The Department of Justice announced today that Piguet Galland & Cie SA (Piguet Galland) has reached a resolution under the department’s Swiss Bank Program. Piguet Galland will pay a penalty of more than $15 million and continue to cooperate with the department.
“With each agreement signed under the Swiss Bank Program, we gain a deeper understanding of the historical patterns and practices of entities and individuals around the world facilitating U.S. tax evasion,” said Acting Assistant Attorney General Caroline D. Ciraolo of the Justice Department’s Tax Division. “We are analyzing the information received, pursuing investigations, and remain committed to holding those involved accountable through both civil and criminal enforcement efforts.”

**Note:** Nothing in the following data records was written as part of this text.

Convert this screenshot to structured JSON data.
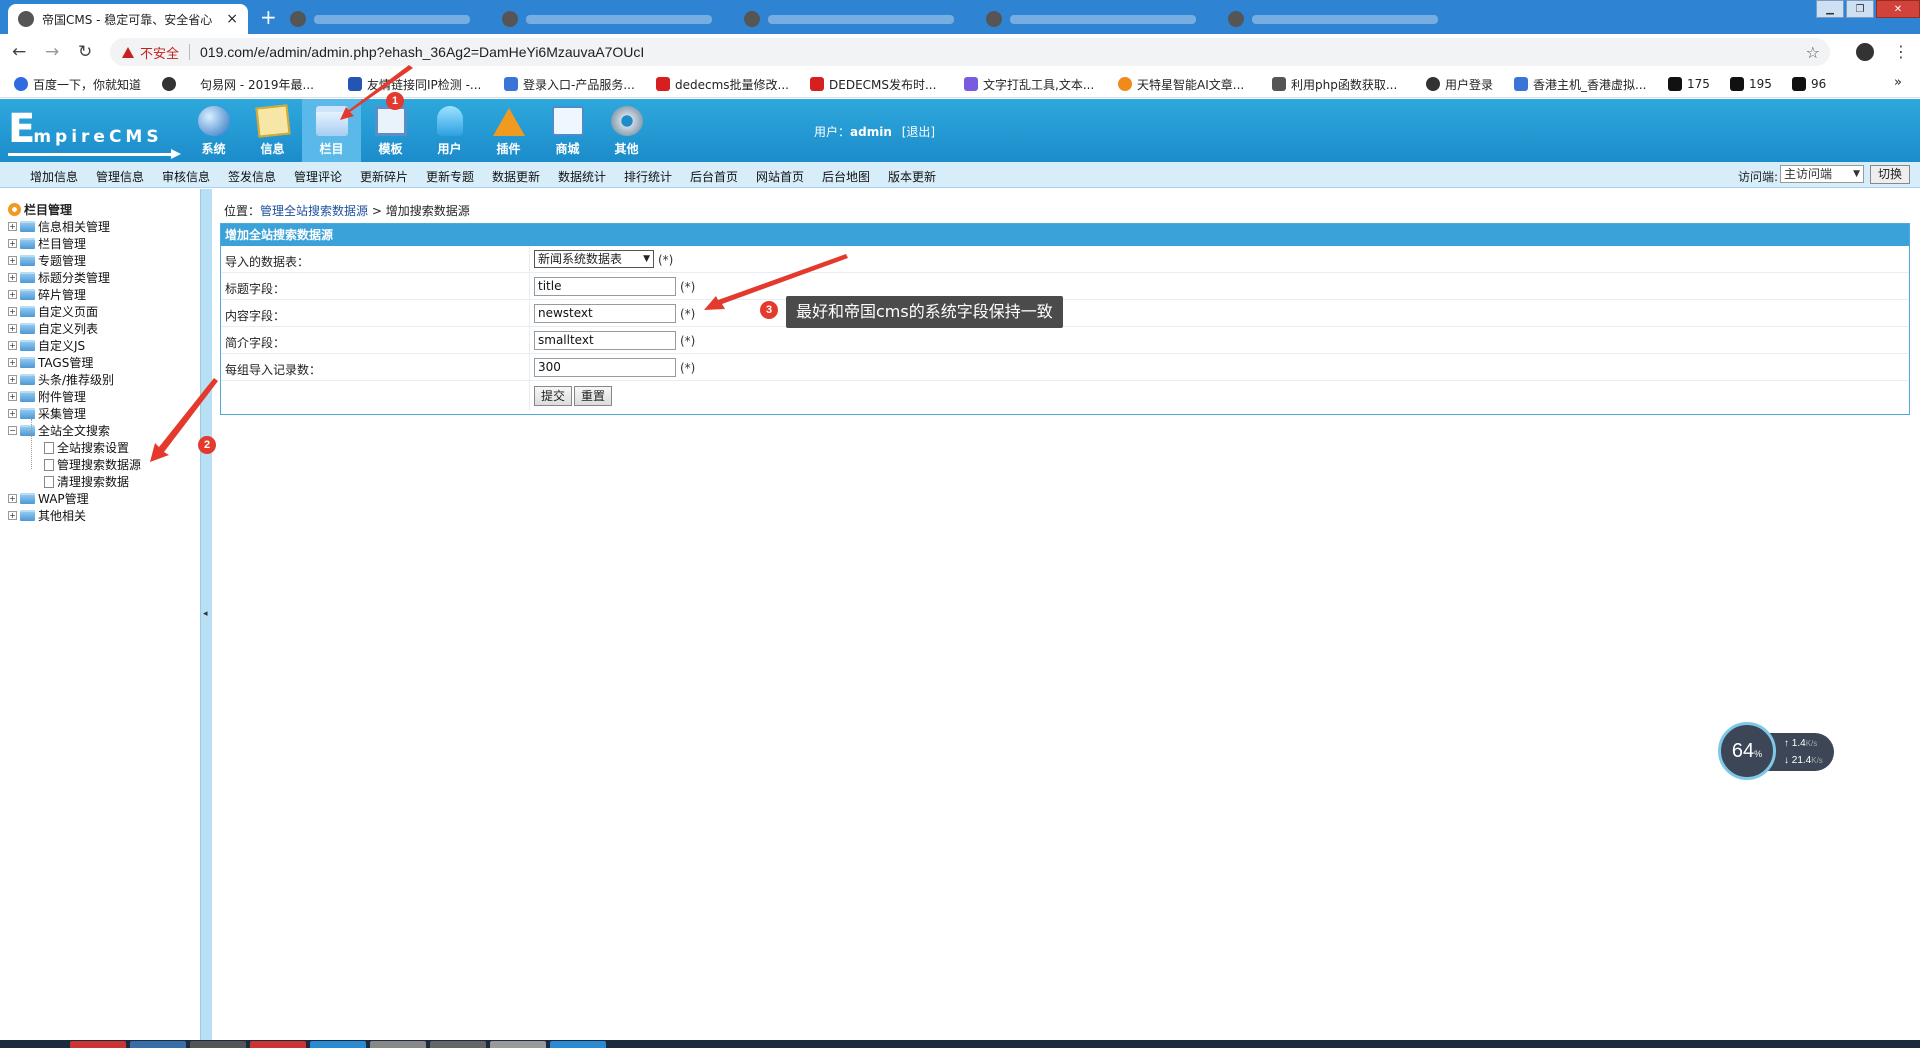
{
  "browser": {
    "active_tab_title": "帝国CMS - 稳定可靠、安全省心",
    "address": {
      "insecure_label": "不安全",
      "url": "019.com/e/admin/admin.php?ehash_36Ag2=DamHeYi6MzauvaA7OUcI"
    },
    "bookmarks": [
      "百度一下，你就知道",
      "",
      "句易网 - 2019年最...",
      "友情链接同IP检测 -...",
      "登录入口-产品服务...",
      "dedecms批量修改...",
      "DEDECMS发布时...",
      "文字打乱工具,文本...",
      "天特星智能AI文章...",
      "利用php函数获取...",
      "用户登录",
      "香港主机_香港虚拟...",
      "175",
      "195",
      "96"
    ],
    "bookmarks_more": "»"
  },
  "cms": {
    "logo_initial": "E",
    "logo_rest": "mpireCMS",
    "nav": [
      {
        "label": "系统",
        "icon": "globe-icon"
      },
      {
        "label": "信息",
        "icon": "note-icon"
      },
      {
        "label": "栏目",
        "icon": "folder-icon"
      },
      {
        "label": "模板",
        "icon": "window-icon"
      },
      {
        "label": "用户",
        "icon": "user-icon"
      },
      {
        "label": "插件",
        "icon": "plugin-icon"
      },
      {
        "label": "商城",
        "icon": "shop-icon"
      },
      {
        "label": "其他",
        "icon": "gear-icon"
      }
    ],
    "user_prefix": "用户：",
    "user_name": "admin",
    "logout": "[退出]",
    "subnav": [
      "增加信息",
      "管理信息",
      "审核信息",
      "签发信息",
      "管理评论",
      "更新碎片",
      "更新专题",
      "数据更新",
      "数据统计",
      "排行统计",
      "后台首页",
      "网站首页",
      "后台地图",
      "版本更新"
    ],
    "visit_label": "访问端:",
    "visit_value": "主访问端",
    "switch_label": "切换"
  },
  "tree": {
    "root": "栏目管理",
    "items": [
      "信息相关管理",
      "栏目管理",
      "专题管理",
      "标题分类管理",
      "碎片管理",
      "自定义页面",
      "自定义列表",
      "自定义JS",
      "TAGS管理",
      "头条/推荐级别",
      "附件管理",
      "采集管理",
      "全站全文搜索"
    ],
    "children": [
      "全站搜索设置",
      "管理搜索数据源",
      "清理搜索数据"
    ],
    "after": [
      "WAP管理",
      "其他相关"
    ]
  },
  "main": {
    "breadcrumb_prefix": "位置：",
    "breadcrumb_link": "管理全站搜索数据源",
    "breadcrumb_sep": " > ",
    "breadcrumb_current": "增加搜索数据源",
    "form_title": "增加全站搜索数据源",
    "rows": [
      {
        "label": "导入的数据表：",
        "value": "新闻系统数据表",
        "required": "(*)"
      },
      {
        "label": "标题字段：",
        "value": "title",
        "required": "(*)"
      },
      {
        "label": "内容字段：",
        "value": "newstext",
        "required": "(*)"
      },
      {
        "label": "简介字段：",
        "value": "smalltext",
        "required": "(*)"
      },
      {
        "label": "每组导入记录数：",
        "value": "300",
        "required": "(*)"
      }
    ],
    "submit": "提交",
    "reset": "重置"
  },
  "annotations": {
    "badges": [
      "1",
      "2",
      "3"
    ],
    "tooltip": "最好和帝国cms的系统字段保持一致",
    "color": "#e43a2e"
  },
  "netspeed": {
    "percent": "64",
    "percent_unit": "%",
    "up": "1.4",
    "down": "21.4",
    "unit": "K/s"
  }
}
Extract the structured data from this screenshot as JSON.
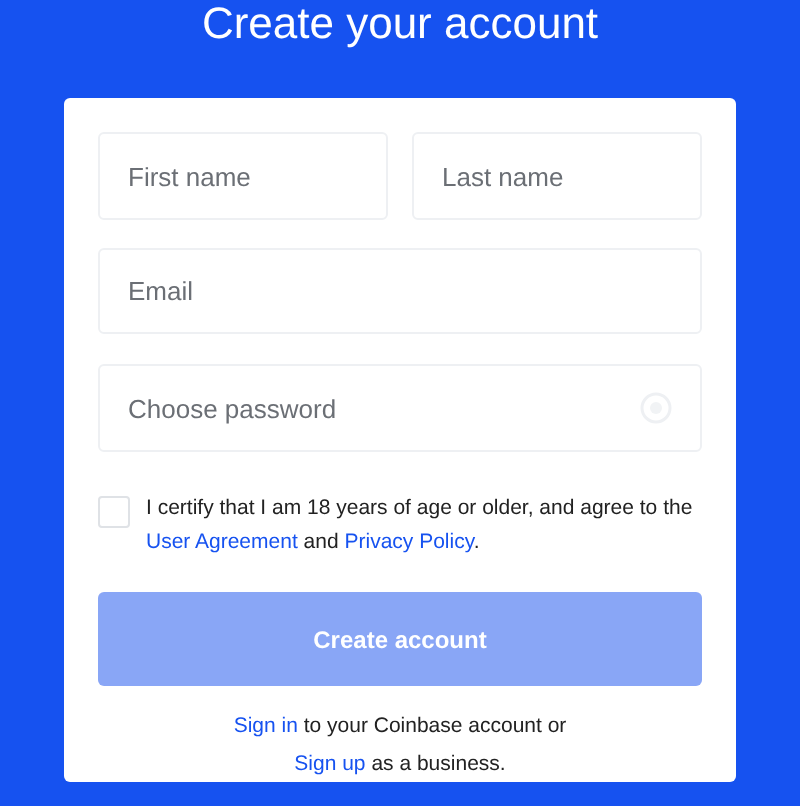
{
  "title": "Create your account",
  "name_fields": [
    {
      "placeholder": "First name"
    },
    {
      "placeholder": "Last name"
    }
  ],
  "email_field": {
    "placeholder": "Email"
  },
  "password_field": {
    "placeholder": "Choose password"
  },
  "certify": {
    "checked": false,
    "parts": [
      {
        "text": "I certify that I am 18 years of age or older, and agree to the ",
        "link": false
      },
      {
        "text": "User Agreement",
        "link": true
      },
      {
        "text": " and ",
        "link": false
      },
      {
        "text": "Privacy Policy",
        "link": true
      },
      {
        "text": ".",
        "link": false
      }
    ]
  },
  "submit_button": {
    "label": "Create account",
    "disabled": true
  },
  "footer_lines": [
    [
      {
        "text": "Sign in",
        "link": true
      },
      {
        "text": " to your Coinbase account or",
        "link": false
      }
    ],
    [
      {
        "text": "Sign up",
        "link": true
      },
      {
        "text": " as a business.",
        "link": false
      }
    ]
  ]
}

The Swiss Bank Program, which was announced on Aug. 29, 2013, provides a path for Swiss banks to resolve potential criminal liabilities in the United States. Swiss banks eligible to enter the program were required to advise the department by Dec. 31, 2013, that they had reason to believe that they had committed tax-related criminal offenses in connection with undeclared U.S.-related accounts. Banks already under criminal investigation related to their Swiss-banking activities and all individuals were expressly excluded from the program.
Under the program, banks are required to:
- Make a complete disclosure of their cross-border activities;
- Provide detailed information on an account-by-account basis for accounts in which U.S. taxpayers have a direct or indirect interest;
- Cooperate in treaty requests for account information;
- Provide detailed information as to other banks that transferred funds into secret accounts or that accepted funds when secret accounts were closed;
- Agree to close accounts of accountholders who fail to come into compliance with U.S. reporting obligations; and
- Pay appropriate penalties.
Swiss banks meeting all of the above requirements are eligible for a non-prosecution agreement.